FIG. 3 shows an apparatus for continuously forming a head-shaped groove on the side wall of a container by changing the positional relationship between an inner die and an outer die during ironing and controlling the relationship between the vibration speed and the ironing speed. FIG.

FIGS. 4A and 4B are explanatory diagrams showing an example of a specific configuration of a double-sided simultaneous ironing deep drawing apparatus for vibrating an outer die in an axial direction. FIG. 4A is a longitudinal sectional configuration explanatory diagram, and FIG. FIG.

5 shows an example in which the profile of a headband-shaped groove formed by the apparatus shown in FIG. 4 is measured along the container axis direction by a three-dimensional shape measuring instrument.

[Explanation of symbols]

 DESCRIPTION OF SYMBOLS 10 Container 10a Side wall 10aa Inner wall surface 10ab Outer wall surface 12, 22, 32 Punch 12a Side wall 14 Dice 24 Dice (outer die) 26, 36 Inner die 34 Outer die 40 Piston 42 Inner die holder

 ──────────────────────────────────────────────────続 き Continuing on the front page (72) Kunio Miyauchi 7-13-23 Oizumi Gakuen-cho, Nerima-ku, Tokyo Co., Ltd. Within the Ui Plan Co., Ltd. (72) Inventor Takayuki Aoki 190 Toba-cho, Maebashi-shi, Gunma Gunma-ken Inside the test site (72) Inventor Ichiro Takahashi 2-1 Hirosawa, Wako-shi, Saitama Pref. RIKEN

Claims (5)

[Claims] 1. A double-sided simultaneous ironing method in which a material to be processed is sandwiched between an inner die and an outer die, and the material to be processed is simultaneously ironed from both inside and outside to obtain a cylindrical structure. In the deep drawing method, a double-sided simultaneous ironing deep drawing method that changes the axial strength of the side wall of the tubular structure by changing the height difference between the inner die and the outer die and the ironing shoulder radius. 2. The double-sided simultaneous ironing deep drawing method according to claim 1, wherein the inner die and / or the outer die are vibrated along the ironing direction to change the ironing rate and / or bend.
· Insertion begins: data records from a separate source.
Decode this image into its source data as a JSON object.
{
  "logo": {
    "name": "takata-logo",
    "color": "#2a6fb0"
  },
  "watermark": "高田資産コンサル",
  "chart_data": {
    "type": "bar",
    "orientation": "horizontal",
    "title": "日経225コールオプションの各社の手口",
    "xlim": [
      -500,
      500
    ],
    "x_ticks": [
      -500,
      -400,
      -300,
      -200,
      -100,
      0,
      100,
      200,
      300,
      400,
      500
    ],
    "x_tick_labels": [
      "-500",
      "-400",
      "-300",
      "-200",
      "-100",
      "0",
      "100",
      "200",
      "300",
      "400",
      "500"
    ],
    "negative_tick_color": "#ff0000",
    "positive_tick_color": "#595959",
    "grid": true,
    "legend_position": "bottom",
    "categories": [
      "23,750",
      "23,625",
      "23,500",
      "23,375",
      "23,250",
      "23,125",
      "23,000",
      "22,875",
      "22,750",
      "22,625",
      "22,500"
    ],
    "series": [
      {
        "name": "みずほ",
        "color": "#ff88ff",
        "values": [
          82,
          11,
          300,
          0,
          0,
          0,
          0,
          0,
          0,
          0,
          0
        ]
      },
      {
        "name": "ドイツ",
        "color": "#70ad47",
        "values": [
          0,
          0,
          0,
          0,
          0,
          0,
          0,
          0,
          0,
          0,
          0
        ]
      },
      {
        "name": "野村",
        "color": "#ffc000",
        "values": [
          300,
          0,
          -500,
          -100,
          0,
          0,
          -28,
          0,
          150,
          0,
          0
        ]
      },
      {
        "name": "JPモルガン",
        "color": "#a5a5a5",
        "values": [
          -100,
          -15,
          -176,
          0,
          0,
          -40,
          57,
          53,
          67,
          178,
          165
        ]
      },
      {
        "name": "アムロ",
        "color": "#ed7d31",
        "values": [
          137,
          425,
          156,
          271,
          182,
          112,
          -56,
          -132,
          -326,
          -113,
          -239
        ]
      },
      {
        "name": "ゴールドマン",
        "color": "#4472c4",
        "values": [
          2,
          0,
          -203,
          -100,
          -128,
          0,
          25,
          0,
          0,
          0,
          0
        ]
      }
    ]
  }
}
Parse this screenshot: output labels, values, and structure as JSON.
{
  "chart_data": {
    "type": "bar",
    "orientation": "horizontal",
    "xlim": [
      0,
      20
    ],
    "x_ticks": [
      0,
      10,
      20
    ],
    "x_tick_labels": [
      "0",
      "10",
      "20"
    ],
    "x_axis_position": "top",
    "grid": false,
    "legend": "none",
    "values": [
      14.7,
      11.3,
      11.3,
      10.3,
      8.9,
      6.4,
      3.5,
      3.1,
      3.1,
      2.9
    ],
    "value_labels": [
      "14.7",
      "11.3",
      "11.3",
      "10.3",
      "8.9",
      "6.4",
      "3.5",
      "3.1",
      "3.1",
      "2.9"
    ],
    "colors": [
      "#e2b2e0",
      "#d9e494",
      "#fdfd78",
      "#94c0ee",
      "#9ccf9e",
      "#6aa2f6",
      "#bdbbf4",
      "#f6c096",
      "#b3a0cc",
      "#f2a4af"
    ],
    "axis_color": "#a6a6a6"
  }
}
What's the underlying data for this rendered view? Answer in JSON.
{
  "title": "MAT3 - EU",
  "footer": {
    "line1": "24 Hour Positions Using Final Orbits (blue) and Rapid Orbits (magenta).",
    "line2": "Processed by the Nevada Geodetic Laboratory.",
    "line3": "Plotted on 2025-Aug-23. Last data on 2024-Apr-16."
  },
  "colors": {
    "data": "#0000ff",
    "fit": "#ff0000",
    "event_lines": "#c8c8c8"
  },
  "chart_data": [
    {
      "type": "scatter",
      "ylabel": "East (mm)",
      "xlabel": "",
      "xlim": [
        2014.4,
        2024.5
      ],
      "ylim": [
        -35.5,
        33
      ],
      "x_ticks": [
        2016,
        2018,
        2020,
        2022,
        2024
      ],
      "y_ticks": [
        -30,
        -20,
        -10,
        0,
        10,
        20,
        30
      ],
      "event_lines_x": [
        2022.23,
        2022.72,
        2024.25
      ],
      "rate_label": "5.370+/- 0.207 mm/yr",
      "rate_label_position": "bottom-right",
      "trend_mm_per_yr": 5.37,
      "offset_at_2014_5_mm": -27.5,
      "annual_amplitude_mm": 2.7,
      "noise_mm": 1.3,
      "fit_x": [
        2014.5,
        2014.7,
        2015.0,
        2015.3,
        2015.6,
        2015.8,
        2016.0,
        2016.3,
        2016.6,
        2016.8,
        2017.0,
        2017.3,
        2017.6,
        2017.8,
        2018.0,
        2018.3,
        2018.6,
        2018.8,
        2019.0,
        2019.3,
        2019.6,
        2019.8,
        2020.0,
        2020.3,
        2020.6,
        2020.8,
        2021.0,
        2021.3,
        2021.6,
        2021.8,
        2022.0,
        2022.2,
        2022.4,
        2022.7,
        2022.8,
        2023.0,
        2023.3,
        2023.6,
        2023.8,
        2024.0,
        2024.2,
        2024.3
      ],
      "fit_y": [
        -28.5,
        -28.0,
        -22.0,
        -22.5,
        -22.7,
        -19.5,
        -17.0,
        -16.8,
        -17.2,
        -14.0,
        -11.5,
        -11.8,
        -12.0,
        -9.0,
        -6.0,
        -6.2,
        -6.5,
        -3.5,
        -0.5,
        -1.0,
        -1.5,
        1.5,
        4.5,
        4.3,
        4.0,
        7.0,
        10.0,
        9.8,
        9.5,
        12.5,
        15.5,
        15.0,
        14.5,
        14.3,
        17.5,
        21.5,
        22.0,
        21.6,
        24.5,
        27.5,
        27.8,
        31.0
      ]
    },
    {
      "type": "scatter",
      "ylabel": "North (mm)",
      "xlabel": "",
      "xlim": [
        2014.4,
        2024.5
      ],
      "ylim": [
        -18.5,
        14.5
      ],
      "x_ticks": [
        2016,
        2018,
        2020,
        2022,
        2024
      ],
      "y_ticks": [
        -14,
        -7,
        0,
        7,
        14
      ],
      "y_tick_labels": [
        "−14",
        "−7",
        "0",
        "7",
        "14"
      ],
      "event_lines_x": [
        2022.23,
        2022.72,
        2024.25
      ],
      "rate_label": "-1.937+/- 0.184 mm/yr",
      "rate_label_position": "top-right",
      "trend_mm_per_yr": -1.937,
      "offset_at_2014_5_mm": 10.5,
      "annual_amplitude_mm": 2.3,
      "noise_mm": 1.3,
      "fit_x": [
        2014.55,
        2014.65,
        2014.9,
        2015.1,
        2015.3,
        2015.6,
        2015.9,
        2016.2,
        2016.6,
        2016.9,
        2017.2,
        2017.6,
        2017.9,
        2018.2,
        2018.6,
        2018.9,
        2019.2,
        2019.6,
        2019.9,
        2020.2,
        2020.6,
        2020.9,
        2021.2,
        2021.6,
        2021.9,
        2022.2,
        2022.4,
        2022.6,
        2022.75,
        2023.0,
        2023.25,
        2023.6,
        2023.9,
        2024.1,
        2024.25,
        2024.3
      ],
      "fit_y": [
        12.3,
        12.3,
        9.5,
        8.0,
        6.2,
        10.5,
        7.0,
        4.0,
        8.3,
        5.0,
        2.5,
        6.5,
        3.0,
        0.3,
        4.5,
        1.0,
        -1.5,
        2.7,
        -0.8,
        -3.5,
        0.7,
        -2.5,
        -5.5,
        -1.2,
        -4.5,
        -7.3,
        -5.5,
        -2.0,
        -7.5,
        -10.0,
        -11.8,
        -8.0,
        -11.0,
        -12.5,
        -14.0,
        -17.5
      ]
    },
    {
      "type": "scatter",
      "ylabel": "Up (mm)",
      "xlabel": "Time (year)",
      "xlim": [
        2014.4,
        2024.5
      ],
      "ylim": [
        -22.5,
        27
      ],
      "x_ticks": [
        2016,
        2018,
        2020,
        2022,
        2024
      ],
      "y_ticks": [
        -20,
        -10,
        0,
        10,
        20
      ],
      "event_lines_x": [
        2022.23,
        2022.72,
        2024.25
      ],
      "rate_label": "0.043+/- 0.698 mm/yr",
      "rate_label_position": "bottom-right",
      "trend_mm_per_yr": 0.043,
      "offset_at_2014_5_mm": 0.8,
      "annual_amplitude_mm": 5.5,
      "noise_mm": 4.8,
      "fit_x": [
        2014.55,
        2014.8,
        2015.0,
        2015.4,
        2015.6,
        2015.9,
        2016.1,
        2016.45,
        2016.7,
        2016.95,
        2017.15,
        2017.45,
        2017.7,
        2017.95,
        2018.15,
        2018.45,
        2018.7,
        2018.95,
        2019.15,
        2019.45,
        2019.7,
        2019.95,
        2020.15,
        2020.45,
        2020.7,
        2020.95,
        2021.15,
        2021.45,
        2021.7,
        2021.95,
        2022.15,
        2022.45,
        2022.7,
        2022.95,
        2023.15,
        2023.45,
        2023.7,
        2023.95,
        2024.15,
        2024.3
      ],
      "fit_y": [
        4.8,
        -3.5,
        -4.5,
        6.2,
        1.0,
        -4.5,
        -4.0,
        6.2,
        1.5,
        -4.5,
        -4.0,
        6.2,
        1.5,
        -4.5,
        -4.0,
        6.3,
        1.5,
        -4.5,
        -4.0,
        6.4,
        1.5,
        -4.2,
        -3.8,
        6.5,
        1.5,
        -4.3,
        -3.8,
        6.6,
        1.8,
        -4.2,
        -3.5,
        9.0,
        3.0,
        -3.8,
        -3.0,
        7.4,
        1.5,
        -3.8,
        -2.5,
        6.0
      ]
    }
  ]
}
A double-sided simultaneous ironing deep drawing method in which a headband-shaped groove is provided on the side wall of the tubular structure. 3. The two-sided simultaneous ironing deep drawing method according to claim 1, wherein the inner die and the outer die are divided, and the divided inner die and the outer die are separated from each other. A double-sided simultaneous ironing deep drawing method in which an outer die is vibrated in the ironing direction or in a lateral direction perpendicular to the ironing direction to form a head-shaped groove on the side wall of the cylindrical body. 4. The two-sided simultaneous ironing and deep drawing method according to claim 1, wherein the inner die and the outer die are divided, and A double-sided simultaneous ironing deep drawing method in which a plurality of inner dies and / or outer dies are provided in the ironing direction and ironing is performed in a multistage form. 5. The double-sided simultaneous ironing deep drawing method according to claim 1, wherein the inner and / or outer dies are continuously stacked. A double-sided simultaneous ironing deep drawing method in which one or more are vibrated along the ironing direction.